Billionaire inventor Elon Musk, founder of electric car pioneer Tesla, has been mired in quite a bit of controversy these days. There have been press battles, a notoriously combative earnings call, and escalating scrutiny of its automating capabilities, notably when it comes to steep production demands for its more mainstream-priced Model S.

Now, Musk and Tesla also facing the complications that come with a former employee turned Securities and Exchange Commission whistleblower.

Among the twists: Although the SEC’s whistleblower protocol is an anonymous process, the circumstances of the tip have been very public.

As reported by the Washington Post and other media sources on July 11, a former Tesla employee, Martin Tripp, who was fired by Tesla, has formally filed a whistleblower tip with the SEC, alleging the automaker lied to investors about material information. Among his allegations is that Tesla continues to use potentially hazardous, punctured batteries in its production process and is cutting corners by reusing previously scrapped parts to meet production demands.

Also in in line with concerns over the material information provided to investors, Tripp claims that Tesla inflated the number of Model 3 vehicles it was producing each week by as much as 44 percent.

The Post reports that Tripp has retained Stuart Meissner, the same New York attorney who represented an anonymous whistleblower in a 2016 case against Monsanto. That whistleblower won $22 million in that case, one of the largest payouts since the SEC began offering awards for actionable tips on securities laws violations.

For its part, prior to Tripp’s official SEC tip, Tesla accused him of being a corporate spy and saboteur and is suing him for at least $1 million in damages.

Musk detailed Tesla’s side of the story in a June 17 memo to employees that was eventually leaked online.

“I was dismayed to learn this weekend about a Tesla employee who had conducted quite extensive and damaging sabotage to our operations. This included making direct code changes to the Tesla Manufacturing Operating System under false usernames and exporting large amounts of highly sensitive Tesla data to unknown third parties,” Musk wrote.

The stated motivation, Musk claimed, was that the former employee wanted a promotion that he did not receive.

The memo goes on to suggest a bit of a martyr complex. “As you know, there are a long list of organizations that want Tesla to die,” Musk wrote. “These include Wall Street short-sellers, who have already lost billions of dollars and stand to lose a lot more. Then there are the oil and gas companies … they don’t love the idea of Tesla advancing the progress of solar power and electric cars. Don’t want to blow your mind, but rumor has it that those companies are sometimes not super nice.”

“Then there are the multitude of big gas/diesel car company competitors,” he added. “If they’re willing to cheat so much about emissions, maybe they’re willing to cheat in other ways?”
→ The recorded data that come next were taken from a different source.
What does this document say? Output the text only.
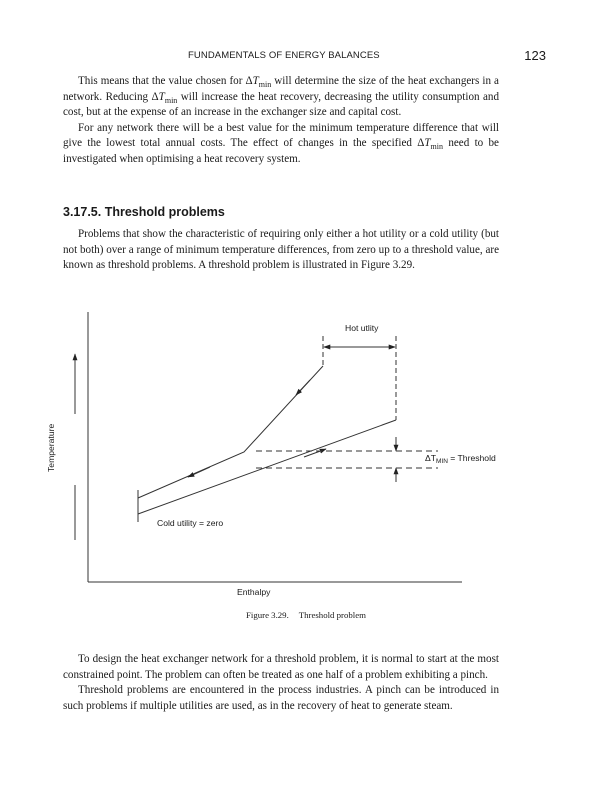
FUNDAMENTALS OF ENERGY BALANCES	123

This means that the value chosen for $\Delta T_{min}$ will determine the size of the heat exchangers in a network. Reducing $\Delta T_{min}$ will increase the heat recovery, decreasing the utility consumption and cost, but at the expense of an increase in the exchanger size and capital cost.

For any network there will be a best value for the minimum temperature difference that will give the lowest total annual costs. The effect of changes in the specified $\Delta T_{min}$ need to be investigated when optimising a heat recovery system.

3.17.5. Threshold problems

Problems that show the characteristic of requiring only either a hot utility or a cold utility (but not both) over a range of minimum temperature differences, from zero up to a threshold value, are known as threshold problems. A threshold problem is illustrated in Figure 3.29.

Temperature
Enthalpy
Hot utlity
Cold utility = zero
$\Delta T_{MIN}$ = Threshold
Figure 3.29. Threshold problem

To design the heat exchanger network for a threshold problem, it is normal to start at the most constrained point. The problem can often be treated as one half of a problem exhibiting a pinch.

Threshold problems are encountered in the process industries. A pinch can be introduced in such problems if multiple utilities are used, as in the recovery of heat to generate steam.
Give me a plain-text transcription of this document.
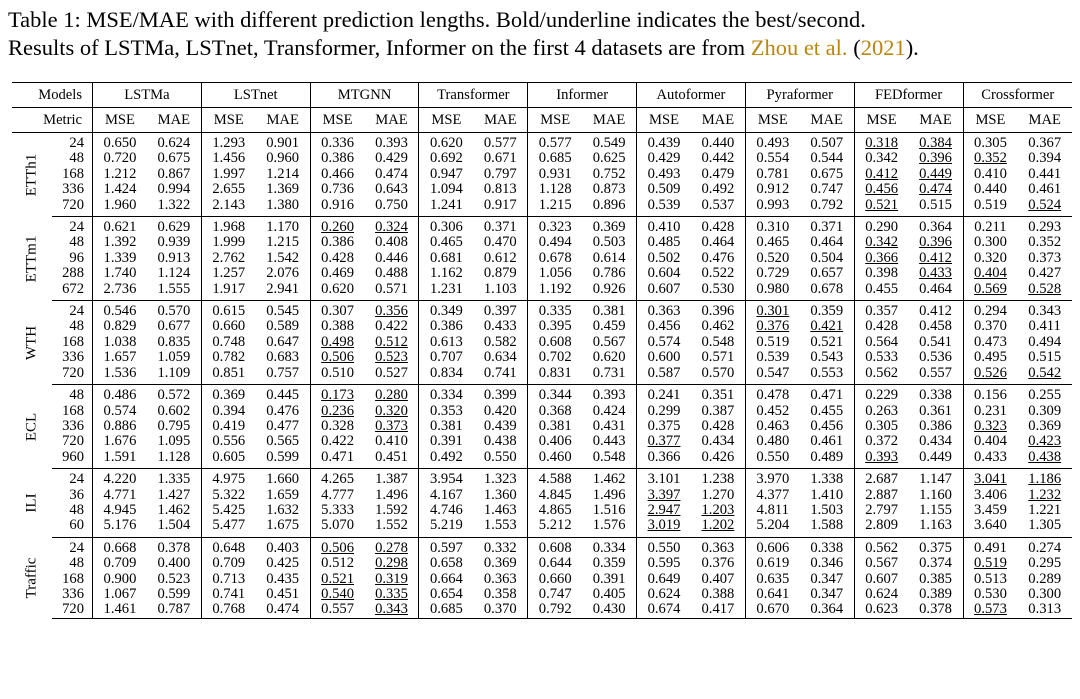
Table 1: MSE/MAE with different prediction lengths. Bold/underline indicates the best/second.
Results of LSTMa, LSTnet, Transformer, Informer on the first 4 datasets are from Zhou et al. (2021).
Models		LSTMa		LSTnet		MTGNN		Transformer		Informer		Autoformer		Pyraformer		FEDformer		Crossformer	
Metric		MSE	MAE	MSE	MAE	MSE	MAE	MSE	MAE	MSE	MAE	MSE	MAE	MSE	MAE	MSE	MAE	MSE	MAE

ETTh1	24	0.650	0.624	1.293	0.901	0.336	0.393	0.620	0.577	0.577	0.549	0.439	0.440	0.493	0.507	0.318	0.384	0.305	0.367
	48	0.720	0.675	1.456	0.960	0.386	0.429	0.692	0.671	0.685	0.625	0.429	0.442	0.554	0.544	0.342	0.396	0.352	0.394
	168	1.212	0.867	1.997	1.214	0.466	0.474	0.947	0.797	0.931	0.752	0.493	0.479	0.781	0.675	0.412	0.449	0.410	0.441
	336	1.424	0.994	2.655	1.369	0.736	0.643	1.094	0.813	1.128	0.873	0.509	0.492	0.912	0.747	0.456	0.474	0.440	0.461
	720	1.960	1.322	2.143	1.380	0.916	0.750	1.241	0.917	1.215	0.896	0.539	0.537	0.993	0.792	0.521	0.515	0.519	0.524

ETTm1	24	0.621	0.629	1.968	1.170	0.260	0.324	0.306	0.371	0.323	0.369	0.410	0.428	0.310	0.371	0.290	0.364	0.211	0.293
	48	1.392	0.939	1.999	1.215	0.386	0.408	0.465	0.470	0.494	0.503	0.485	0.464	0.465	0.464	0.342	0.396	0.300	0.352
	96	1.339	0.913	2.762	1.542	0.428	0.446	0.681	0.612	0.678	0.614	0.502	0.476	0.520	0.504	0.366	0.412	0.320	0.373
	288	1.740	1.124	1.257	2.076	0.469	0.488	1.162	0.879	1.056	0.786	0.604	0.522	0.729	0.657	0.398	0.433	0.404	0.427
	672	2.736	1.555	1.917	2.941	0.620	0.571	1.231	1.103	1.192	0.926	0.607	0.530	0.980	0.678	0.455	0.464	0.569	0.528

WTH	24	0.546	0.570	0.615	0.545	0.307	0.356	0.349	0.397	0.335	0.381	0.363	0.396	0.301	0.359	0.357	0.412	0.294	0.343
	48	0.829	0.677	0.660	0.589	0.388	0.422	0.386	0.433	0.395	0.459	0.456	0.462	0.376	0.421	0.428	0.458	0.370	0.411
	168	1.038	0.835	0.748	0.647	0.498	0.512	0.613	0.582	0.608	0.567	0.574	0.548	0.519	0.521	0.564	0.541	0.473	0.494
	336	1.657	1.059	0.782	0.683	0.506	0.523	0.707	0.634	0.702	0.620	0.600	0.571	0.539	0.543	0.533	0.536	0.495	0.515
	720	1.536	1.109	0.851	0.757	0.510	0.527	0.834	0.741	0.831	0.731	0.587	0.570	0.547	0.553	0.562	0.557	0.526	0.542

ECL	48	0.486	0.572	0.369	0.445	0.173	0.280	0.334	0.399	0.344	0.393	0.241	0.351	0.478	0.471	0.229	0.338	0.156	0.255
	168	0.574	0.602	0.394	0.476	0.236	0.320	0.353	0.420	0.368	0.424	0.299	0.387	0.452	0.455	0.263	0.361	0.231	0.309
	336	0.886	0.795	0.419	0.477	0.328	0.373	0.381	0.439	0.381	0.431	0.375	0.428	0.463	0.456	0.305	0.386	0.323	0.369
	720	1.676	1.095	0.556	0.565	0.422	0.410	0.391	0.438	0.406	0.443	0.377	0.434	0.480	0.461	0.372	0.434	0.404	0.423
	960	1.591	1.128	0.605	0.599	0.471	0.451	0.492	0.550	0.460	0.548	0.366	0.426	0.550	0.489	0.393	0.449	0.433	0.438

ILI	24	4.220	1.335	4.975	1.660	4.265	1.387	3.954	1.323	4.588	1.462	3.101	1.238	3.970	1.338	2.687	1.147	3.041	1.186
	36	4.771	1.427	5.322	1.659	4.777	1.496	4.167	1.360	4.845	1.496	3.397	1.270	4.377	1.410	2.887	1.160	3.406	1.232
	48	4.945	1.462	5.425	1.632	5.333	1.592	4.746	1.463	4.865	1.516	2.947	1.203	4.811	1.503	2.797	1.155	3.459	1.221
	60	5.176	1.504	5.477	1.675	5.070	1.552	5.219	1.553	5.212	1.576	3.019	1.202	5.204	1.588	2.809	1.163	3.640	1.305

Traffic	24	0.668	0.378	0.648	0.403	0.506	0.278	0.597	0.332	0.608	0.334	0.550	0.363	0.606	0.338	0.562	0.375	0.491	0.274
	48	0.709	0.400	0.709	0.425	0.512	0.298	0.658	0.369	0.644	0.359	0.595	0.376	0.619	0.346	0.567	0.374	0.519	0.295
	168	0.900	0.523	0.713	0.435	0.521	0.319	0.664	0.363	0.660	0.391	0.649	0.407	0.635	0.347	0.607	0.385	0.513	0.289
	336	1.067	0.599	0.741	0.451	0.540	0.335	0.654	0.358	0.747	0.405	0.624	0.388	0.641	0.347	0.624	0.389	0.530	0.300
	720	1.461	0.787	0.768	0.474	0.557	0.343	0.685	0.370	0.792	0.430	0.674	0.417	0.670	0.364	0.623	0.378	0.573	0.313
Although Tripp was not named in the memo, he was in a subsequent lawsuit filed on June 20 in U.S. District Court for the district of Nevada.

“Tesla has only begun to understand the full scope of Tripp’s illegal activity, but he has thus far admitted to writing software that hacked Tesla’s manufacturing operating system and to transferring several gigabytes of Tesla data to outside entities. This includes dozens of confidential photographs and a video of Tesla’s manufacturing systems,” Tesla claims in the lawsuit. “Beyond the misconduct to which Tripp admitted, he also wrote computer code to periodically export Tesla’s data off its network and into the hands of third parties. His hacking software was operating on three separate computer systems of other individuals at Tesla so that the data would be exported even after he left the company and so that those individuals would be falsely implicated as guilty parties.”

Tesla claims that Tripp violated an employment agreement covering the use of proprietary information and company trade secrets. Federal and state trade secrets laws are also cited as violations by the defendant.

Tripp has denied the allegations.

The SEC whistleblower complaint against Tesla raises interesting scenarios for both companies and tipsters. Among the questions raised, aside from the validity of either party’s claims, is whether a “reassignment” of Tripp’s position within the company constitutes either pretaliation or retaliation. The same goes for his termination. Also in play are direct e-mails from Musk to Tripp that could be considered as evidence of intimidation.

Under its whistleblower bounty program, authorized by the Dodd-Frank Act, a whistleblower is eligible for an award if original information provided to the SEC leads to a successful enforcement action. As the program has evolved, the Commission has sharpened its focus on retaliatory efforts that should be rectified for whistleblowers and are subject to corporate fines or other enforcement actions.

The additional message from the SEC over the years: It can not only bring an enforcement action when there is retaliation, it also has the authority to act against “pretaliation,” typically in the various confidentiality and severance agreements many companies require both incoming and outgoing employees to sign.

In April 2015, the SEC announced its first enforcement action against a company for, in its words, “using improperly restrictive language in confidentiality agreements with the potential to stifle the whistleblowing process.”

How—or if—any of these whistleblower initiatives will come to bear on Tripp’s compliant will, for now, remain a question addressed behind closed doors, despite a very public lawsuit and media volley.